I find the above statement about SISAA unsettling. The statement speaks of sharing expertise with Aboriginal communities and the separation of the archival community from Aboriginal communities. Yes, archivists do have expertise, however there is a tremendous amount of knowledge that archivists can also gain from viewing Aboriginal communities as the experts -- traditional knowledge, oral traditions, and cultural heritage can provide a breadth of understanding to archivists that can potentially enrich archival collections. Additionally, Canada's colonial past and resulting collection with consultation has long been detrimental to the material cultural of Indigenous people in Canada. Active and equal collaboration has the potential to benefit the archival and Aboriginal communities.

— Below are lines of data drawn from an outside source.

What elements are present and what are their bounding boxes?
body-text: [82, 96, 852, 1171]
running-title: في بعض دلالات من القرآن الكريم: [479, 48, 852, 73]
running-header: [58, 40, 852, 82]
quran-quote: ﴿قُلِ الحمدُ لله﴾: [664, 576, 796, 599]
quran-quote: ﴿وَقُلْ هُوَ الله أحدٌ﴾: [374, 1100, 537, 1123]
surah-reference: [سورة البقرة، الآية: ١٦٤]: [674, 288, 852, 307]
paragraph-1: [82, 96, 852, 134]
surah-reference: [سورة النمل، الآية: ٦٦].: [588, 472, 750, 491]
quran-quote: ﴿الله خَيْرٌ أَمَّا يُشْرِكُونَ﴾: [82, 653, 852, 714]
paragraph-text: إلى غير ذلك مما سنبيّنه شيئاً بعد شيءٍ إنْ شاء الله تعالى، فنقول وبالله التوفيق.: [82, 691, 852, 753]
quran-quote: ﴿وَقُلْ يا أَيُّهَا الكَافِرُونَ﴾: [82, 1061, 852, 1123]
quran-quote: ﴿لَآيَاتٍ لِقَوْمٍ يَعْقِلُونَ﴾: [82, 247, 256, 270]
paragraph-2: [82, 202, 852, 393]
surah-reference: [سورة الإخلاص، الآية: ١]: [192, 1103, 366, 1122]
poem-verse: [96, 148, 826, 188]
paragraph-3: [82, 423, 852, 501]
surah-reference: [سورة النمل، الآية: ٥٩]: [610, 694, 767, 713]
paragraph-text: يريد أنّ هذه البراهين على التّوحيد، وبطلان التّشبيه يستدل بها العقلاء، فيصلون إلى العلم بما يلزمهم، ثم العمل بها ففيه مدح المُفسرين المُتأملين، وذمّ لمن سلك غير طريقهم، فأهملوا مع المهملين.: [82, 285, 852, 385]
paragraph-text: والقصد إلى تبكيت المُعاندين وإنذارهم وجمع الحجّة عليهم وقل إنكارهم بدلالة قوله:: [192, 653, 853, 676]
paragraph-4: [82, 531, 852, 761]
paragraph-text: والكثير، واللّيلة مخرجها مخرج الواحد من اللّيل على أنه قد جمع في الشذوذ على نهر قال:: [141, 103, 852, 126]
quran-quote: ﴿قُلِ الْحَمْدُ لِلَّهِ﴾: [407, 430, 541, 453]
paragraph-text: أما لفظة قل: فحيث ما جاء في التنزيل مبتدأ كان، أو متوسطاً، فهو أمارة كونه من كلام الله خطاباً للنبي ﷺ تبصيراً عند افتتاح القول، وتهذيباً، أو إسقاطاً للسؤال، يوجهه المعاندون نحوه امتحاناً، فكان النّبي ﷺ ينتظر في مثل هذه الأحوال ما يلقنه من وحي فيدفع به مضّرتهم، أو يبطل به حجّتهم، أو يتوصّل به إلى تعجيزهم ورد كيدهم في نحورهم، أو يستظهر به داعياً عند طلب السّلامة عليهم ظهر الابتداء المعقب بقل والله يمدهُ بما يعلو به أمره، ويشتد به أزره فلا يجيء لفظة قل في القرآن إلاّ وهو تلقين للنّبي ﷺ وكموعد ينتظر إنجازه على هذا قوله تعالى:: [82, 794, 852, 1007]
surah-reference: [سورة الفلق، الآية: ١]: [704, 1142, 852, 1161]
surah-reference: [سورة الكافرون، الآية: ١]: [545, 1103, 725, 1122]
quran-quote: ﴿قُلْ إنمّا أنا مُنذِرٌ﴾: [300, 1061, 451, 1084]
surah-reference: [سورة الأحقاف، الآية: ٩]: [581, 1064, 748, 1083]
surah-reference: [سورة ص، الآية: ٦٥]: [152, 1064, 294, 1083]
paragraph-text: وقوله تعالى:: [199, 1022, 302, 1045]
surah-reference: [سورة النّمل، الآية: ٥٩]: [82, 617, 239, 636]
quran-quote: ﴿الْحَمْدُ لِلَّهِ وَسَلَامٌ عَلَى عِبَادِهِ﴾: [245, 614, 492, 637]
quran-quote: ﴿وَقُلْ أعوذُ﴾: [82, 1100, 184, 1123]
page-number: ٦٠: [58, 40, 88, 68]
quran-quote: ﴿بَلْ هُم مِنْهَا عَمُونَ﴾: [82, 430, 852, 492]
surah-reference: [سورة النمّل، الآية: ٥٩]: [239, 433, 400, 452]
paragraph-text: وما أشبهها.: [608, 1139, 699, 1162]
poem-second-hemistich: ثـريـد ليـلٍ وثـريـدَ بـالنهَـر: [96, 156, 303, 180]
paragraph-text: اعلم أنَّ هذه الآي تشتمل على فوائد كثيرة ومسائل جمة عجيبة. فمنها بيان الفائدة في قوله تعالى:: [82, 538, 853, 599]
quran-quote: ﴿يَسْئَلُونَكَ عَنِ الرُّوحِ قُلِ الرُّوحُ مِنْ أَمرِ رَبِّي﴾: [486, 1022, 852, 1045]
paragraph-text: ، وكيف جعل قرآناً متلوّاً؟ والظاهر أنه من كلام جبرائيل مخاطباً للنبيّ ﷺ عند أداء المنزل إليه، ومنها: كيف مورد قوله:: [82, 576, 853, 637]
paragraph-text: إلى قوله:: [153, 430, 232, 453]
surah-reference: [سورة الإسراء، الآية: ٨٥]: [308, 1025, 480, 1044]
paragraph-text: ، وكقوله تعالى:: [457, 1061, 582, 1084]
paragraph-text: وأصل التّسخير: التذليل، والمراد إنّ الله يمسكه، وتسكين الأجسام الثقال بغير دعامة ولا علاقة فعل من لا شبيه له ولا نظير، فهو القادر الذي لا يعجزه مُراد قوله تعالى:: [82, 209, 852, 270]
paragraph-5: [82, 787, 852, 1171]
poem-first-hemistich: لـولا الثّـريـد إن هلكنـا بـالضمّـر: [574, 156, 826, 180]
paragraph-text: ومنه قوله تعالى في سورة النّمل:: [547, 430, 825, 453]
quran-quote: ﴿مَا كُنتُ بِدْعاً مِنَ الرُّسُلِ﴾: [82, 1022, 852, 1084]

Though perhaps the SISAA is merely attempting to grapple with its current state -- very few archivists or archives staff from smaller more community based archives participate in ACA's annual conference, special interest groups, or membership. Many of the members of SISAA are archivists who work in more traditional institutions which hold substantial collections created by or relating to Aboriginal people (eg. LAC, provincial and local government archives, HBC, etc).
Smaller resource limited archives tend to be disengaged from the ACA and more broadly the Canadian archival and heritage profession. In the US, the Association of Tribal Archives, Libraries, and Museums (ATALM) has worked to engage Tribal based cultural institutions and to provide training and services that are geared to the specific needs of Tribal organizations. Granted, this still separates Aboriginal heritage organizations and professionals from the rest of the profession, but at least important services are made accessible via ATALM.
In Canada, many archives have worked to established community level collaboration and relationships with Indigenous people. Currently, these connection just don't seem to transfer into the national level or the realm of professional associations. Given the current dismal state of government heritage funding, it seems unlikely that ACA and other professional organizations will change their approaches to Indigenous heritage in the near future.